Mr. Linnell said the strategic thinking has changed in several ways. An early "build it and they will come" mentality has evolved into "give them reasons to come back."

"First we went to 'pretty' rather than 'functional,'" Mr. Linnell said. "Now it is cleaner and easier to download."

"We use the term 'consumer club,'" he added. "It has to be an environment that feels familiar, where you have consistent procedures and reliable delivery."

With credit cards the preferred means of payment on the Internet, there was never any question about "fit" with Barclaycard-as both issuer and merchant-acquirer. Like many transactional Web sites, offers a clear explanation of its security. But there is no mention of SET, a cause celebre in other parts of the card technology establishment.

"It's fine with us if others use it," Mr. Alexander said.

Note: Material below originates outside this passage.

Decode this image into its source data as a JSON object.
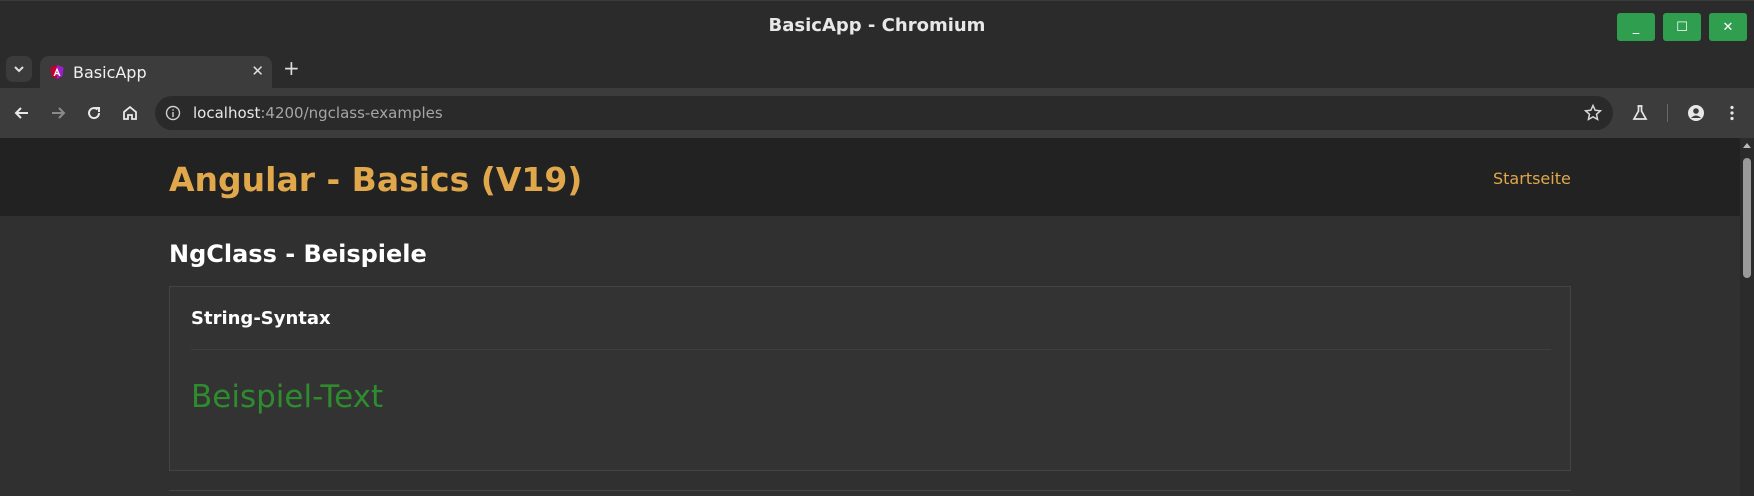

But Barclays is satisfied with SSL-Secure Sockets Layer-until the questions and uncertainties swirling around SET are resolved.

Given credit cards' popularity, the group sees no urgency to institute other payment alternatives. But the R&D principles kicked in and Barclays struck a deal last fall with Cybercash Inc. to test the cybercoin virtual cash system. Because 40% of the mall site visitors are from the United States, the bank is readying itself for foreign "coins."

"We haven't learned a great deal yet because there is not a lot of volume," Mr. Linnell said. But efforts are under way to promote the Cybercash virtual wallet to consumers and to boost the number of participating cash merchants-only six were live as of last month.

"We need to stimulate interest, and then we can see if there is a business case and if this is the right system," Mr. Linnell said. "The one great thing about this environment is it allows you to change things."

"Everything we do is about learning," Mr. Collins said. "You have to get your hands dirty before you learn anything."